Diyanet İşleri (eski) : (27-29) O gün, zalim kimse ellerini ısırıp: 'Keşke Peygamberle beraber bir yol tutsaydım, vay başıma gelene; keşke falancayı dost edinmeseydim. And olsun ki beni, bana gelen Kuran'dan o saptırdı. Şeytan insanı yalnız ve yardımcısız bırakıyor' der.
Diyanet Vakfi : O gün, zalim kimse (pişmanlıktan) ellerini ısırıp şöyle der: Keşke o peygamberle birlikte bir yol tutsaydım!
Edip Yüksel : O gün zalim kimse (üzüntüden) elini ısırıp şöyle der: 'Keşke, elçi ile birlikte aynı yolu tutsaydım.'
Elmalılı (sadeleştirilmiş - 2) : O gün zalim kimse ellerini ısıracak: «Eyvah!» diyecek, «keşke Peygamberin yanında bir yol tutsaydım!»
Elmalılı (sadeleştirilmiş) : O gün zalim kimse ellerini ısıracak ve şöyle diyecek: «Eyvah! Keşke peygamberin maiyyetinde bir yol tutsaydım!
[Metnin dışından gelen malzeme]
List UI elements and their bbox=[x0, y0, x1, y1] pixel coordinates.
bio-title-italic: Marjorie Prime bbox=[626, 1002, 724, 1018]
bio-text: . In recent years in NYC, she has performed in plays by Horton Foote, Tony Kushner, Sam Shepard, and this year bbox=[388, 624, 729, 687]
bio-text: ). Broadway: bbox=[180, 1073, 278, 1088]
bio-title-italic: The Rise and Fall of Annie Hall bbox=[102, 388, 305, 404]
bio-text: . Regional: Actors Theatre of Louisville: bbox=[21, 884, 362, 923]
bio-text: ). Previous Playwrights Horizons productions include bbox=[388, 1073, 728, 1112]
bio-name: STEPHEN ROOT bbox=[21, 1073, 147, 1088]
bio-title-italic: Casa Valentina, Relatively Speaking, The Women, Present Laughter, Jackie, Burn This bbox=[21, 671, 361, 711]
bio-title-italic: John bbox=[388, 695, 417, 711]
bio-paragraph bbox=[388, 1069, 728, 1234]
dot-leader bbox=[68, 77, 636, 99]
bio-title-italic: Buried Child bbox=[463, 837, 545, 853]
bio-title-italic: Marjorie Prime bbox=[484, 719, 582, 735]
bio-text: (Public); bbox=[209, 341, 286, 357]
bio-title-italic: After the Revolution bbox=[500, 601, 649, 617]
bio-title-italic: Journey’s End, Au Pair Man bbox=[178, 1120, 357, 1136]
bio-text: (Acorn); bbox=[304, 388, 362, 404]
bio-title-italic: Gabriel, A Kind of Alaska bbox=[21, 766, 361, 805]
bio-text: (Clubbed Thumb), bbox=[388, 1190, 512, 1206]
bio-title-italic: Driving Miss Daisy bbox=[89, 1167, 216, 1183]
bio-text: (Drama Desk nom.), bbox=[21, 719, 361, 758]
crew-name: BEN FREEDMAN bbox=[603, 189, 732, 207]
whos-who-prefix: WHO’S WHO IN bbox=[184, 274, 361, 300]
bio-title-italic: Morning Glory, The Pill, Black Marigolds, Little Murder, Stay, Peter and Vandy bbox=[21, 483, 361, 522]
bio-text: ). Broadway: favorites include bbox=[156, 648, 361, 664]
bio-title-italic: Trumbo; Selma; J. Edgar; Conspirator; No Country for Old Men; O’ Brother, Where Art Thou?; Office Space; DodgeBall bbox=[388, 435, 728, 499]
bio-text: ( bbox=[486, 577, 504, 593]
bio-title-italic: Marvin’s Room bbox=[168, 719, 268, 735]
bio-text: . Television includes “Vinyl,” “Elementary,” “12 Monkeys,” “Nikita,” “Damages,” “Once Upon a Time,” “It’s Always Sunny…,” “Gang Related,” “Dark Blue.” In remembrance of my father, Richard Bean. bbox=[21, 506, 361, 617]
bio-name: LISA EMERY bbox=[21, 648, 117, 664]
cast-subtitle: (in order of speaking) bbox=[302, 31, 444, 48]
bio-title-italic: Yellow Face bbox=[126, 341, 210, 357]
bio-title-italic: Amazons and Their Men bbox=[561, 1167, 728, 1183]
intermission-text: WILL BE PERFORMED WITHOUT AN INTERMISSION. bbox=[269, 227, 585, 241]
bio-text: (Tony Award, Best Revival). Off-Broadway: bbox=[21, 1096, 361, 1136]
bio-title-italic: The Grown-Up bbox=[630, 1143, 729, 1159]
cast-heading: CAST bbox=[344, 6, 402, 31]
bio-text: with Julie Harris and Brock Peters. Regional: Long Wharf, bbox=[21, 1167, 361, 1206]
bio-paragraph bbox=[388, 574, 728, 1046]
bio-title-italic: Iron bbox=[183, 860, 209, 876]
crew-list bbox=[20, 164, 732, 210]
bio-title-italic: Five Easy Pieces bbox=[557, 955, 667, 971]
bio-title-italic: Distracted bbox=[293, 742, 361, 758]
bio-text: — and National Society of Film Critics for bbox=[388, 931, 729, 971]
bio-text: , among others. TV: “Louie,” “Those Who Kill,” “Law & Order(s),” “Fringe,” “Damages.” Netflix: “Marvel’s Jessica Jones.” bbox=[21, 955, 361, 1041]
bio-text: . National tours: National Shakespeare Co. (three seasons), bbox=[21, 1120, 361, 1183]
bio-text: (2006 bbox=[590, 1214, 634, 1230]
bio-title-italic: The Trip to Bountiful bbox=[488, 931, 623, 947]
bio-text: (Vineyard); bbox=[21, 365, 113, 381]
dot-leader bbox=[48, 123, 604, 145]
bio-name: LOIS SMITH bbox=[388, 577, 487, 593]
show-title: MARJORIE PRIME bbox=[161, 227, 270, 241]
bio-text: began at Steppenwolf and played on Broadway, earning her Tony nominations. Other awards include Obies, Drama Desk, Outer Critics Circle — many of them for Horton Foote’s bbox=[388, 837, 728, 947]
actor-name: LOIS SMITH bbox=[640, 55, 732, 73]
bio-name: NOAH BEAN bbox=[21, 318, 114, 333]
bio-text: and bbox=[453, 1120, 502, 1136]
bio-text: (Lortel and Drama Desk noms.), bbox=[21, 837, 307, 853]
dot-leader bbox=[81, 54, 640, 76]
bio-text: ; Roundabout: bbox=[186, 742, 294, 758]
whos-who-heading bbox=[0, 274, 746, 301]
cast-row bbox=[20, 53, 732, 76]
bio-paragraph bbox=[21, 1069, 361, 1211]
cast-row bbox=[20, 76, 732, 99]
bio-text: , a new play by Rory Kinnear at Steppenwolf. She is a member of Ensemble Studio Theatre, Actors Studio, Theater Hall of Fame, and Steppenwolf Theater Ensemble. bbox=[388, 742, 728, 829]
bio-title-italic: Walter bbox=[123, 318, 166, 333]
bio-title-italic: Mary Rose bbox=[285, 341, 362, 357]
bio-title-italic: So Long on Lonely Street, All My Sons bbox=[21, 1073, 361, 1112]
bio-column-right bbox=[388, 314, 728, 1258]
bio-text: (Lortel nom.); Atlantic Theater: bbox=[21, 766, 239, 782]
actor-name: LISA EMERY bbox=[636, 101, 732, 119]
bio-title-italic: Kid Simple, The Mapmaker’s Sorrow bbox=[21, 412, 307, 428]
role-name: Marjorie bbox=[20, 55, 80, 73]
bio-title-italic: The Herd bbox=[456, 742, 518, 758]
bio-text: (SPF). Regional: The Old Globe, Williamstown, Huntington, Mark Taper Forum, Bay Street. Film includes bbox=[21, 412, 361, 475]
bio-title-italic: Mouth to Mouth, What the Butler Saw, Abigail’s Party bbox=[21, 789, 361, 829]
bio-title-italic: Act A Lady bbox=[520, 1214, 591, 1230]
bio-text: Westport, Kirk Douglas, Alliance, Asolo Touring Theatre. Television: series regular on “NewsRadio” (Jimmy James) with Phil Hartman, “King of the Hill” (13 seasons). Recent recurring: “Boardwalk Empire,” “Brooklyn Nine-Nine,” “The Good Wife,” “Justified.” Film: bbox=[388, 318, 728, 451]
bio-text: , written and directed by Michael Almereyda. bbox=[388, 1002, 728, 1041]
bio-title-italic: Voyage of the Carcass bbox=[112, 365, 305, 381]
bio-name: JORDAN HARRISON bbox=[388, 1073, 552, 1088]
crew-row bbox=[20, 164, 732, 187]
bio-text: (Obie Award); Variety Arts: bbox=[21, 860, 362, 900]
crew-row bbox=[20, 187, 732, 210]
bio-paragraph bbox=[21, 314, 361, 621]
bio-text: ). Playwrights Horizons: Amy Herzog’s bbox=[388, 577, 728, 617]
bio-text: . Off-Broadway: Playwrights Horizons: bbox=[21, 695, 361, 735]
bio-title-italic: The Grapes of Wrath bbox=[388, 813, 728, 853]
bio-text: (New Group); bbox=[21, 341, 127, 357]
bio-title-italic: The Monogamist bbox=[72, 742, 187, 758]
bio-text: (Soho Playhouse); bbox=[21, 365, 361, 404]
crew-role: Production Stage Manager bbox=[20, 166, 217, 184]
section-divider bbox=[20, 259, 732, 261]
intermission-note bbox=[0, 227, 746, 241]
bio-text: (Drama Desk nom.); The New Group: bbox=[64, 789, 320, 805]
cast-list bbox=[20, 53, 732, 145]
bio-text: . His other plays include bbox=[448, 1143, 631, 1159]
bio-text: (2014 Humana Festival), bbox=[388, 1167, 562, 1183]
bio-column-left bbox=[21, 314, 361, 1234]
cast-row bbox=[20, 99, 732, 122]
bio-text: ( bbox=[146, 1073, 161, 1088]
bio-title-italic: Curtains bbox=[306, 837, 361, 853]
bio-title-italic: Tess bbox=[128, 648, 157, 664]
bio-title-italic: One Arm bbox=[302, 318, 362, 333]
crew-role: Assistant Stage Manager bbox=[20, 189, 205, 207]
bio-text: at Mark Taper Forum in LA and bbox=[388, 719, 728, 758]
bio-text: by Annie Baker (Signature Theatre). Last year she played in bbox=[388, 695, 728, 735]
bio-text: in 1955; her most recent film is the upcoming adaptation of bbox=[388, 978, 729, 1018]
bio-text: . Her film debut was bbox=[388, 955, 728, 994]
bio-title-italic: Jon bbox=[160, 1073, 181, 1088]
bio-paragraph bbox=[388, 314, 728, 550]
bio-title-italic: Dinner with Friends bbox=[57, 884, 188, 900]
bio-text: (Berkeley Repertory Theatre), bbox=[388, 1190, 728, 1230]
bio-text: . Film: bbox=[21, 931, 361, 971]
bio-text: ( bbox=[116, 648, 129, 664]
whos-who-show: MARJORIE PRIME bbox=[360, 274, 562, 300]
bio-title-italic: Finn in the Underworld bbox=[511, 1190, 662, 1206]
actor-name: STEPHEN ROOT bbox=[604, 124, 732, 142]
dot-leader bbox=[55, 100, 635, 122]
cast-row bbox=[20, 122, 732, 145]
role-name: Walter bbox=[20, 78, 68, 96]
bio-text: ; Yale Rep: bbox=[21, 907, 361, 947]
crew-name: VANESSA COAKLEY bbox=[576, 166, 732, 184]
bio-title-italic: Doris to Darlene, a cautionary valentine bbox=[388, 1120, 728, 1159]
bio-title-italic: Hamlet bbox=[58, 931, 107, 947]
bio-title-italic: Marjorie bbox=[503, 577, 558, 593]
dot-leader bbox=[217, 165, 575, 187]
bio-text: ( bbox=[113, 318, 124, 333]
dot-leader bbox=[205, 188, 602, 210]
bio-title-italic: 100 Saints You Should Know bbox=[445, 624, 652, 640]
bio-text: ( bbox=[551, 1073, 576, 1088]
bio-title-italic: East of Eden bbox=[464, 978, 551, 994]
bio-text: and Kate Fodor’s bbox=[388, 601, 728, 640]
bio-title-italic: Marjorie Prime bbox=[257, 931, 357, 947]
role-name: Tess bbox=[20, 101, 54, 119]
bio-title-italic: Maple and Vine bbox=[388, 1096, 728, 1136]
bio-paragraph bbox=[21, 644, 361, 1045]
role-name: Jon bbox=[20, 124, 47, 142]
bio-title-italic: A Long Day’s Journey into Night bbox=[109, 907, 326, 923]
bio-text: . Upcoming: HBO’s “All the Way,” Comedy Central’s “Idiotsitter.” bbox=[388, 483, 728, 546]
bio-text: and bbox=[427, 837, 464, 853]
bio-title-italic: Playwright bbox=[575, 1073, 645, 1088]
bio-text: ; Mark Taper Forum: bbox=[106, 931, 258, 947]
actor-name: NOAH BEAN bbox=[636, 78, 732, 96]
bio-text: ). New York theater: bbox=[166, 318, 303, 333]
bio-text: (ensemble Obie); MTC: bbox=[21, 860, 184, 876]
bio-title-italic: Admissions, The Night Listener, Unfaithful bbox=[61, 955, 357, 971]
Elmalılı Hamdi Yazır : Hem o gün ki zalim ellerini ısıracak eyvah diyecek keşke Peygamberin maıyyetinde bir yol tutaydım
Fizilal-il Kuran : O gün her zalim öfkesinden parmaklarını ısırarak şöyle der; «Keşki Peygamber'in yoldaşı olsaydım.»
Gültekin Onan : O gün, zulmeden, ellerini (hınçla) ısırarak (şöyle) der: "Ah keşke, elçiyle birlikte bir yol edinmiş olsaydım."
Hakkı Yılmaz : (27-29) "Ve o gün, şirk koşmak sûretiyle yanlış; kendi zararına iş yapan o kimse ellerini ısırarak; “Eyvah, keşke elçi ile beraber bir yol tutsaydım! Eyvah, keşke falancayı iz bırakan bir önder edinmeseydim. Hiç şüphesiz bana geldikten sonra, beni Öğüt'ten/Kitap'tan o saptırdı. Ve şeytan, insan için bir rezil edenmiş!” der. "
Hasan Basri Çantay : O gün (her) zaalim (nedametle) iki elini ısırıb: «Ne olurdu, ben o peygamberin maiyyetinde (Allaha) bir yol edineyim» diyecekdir.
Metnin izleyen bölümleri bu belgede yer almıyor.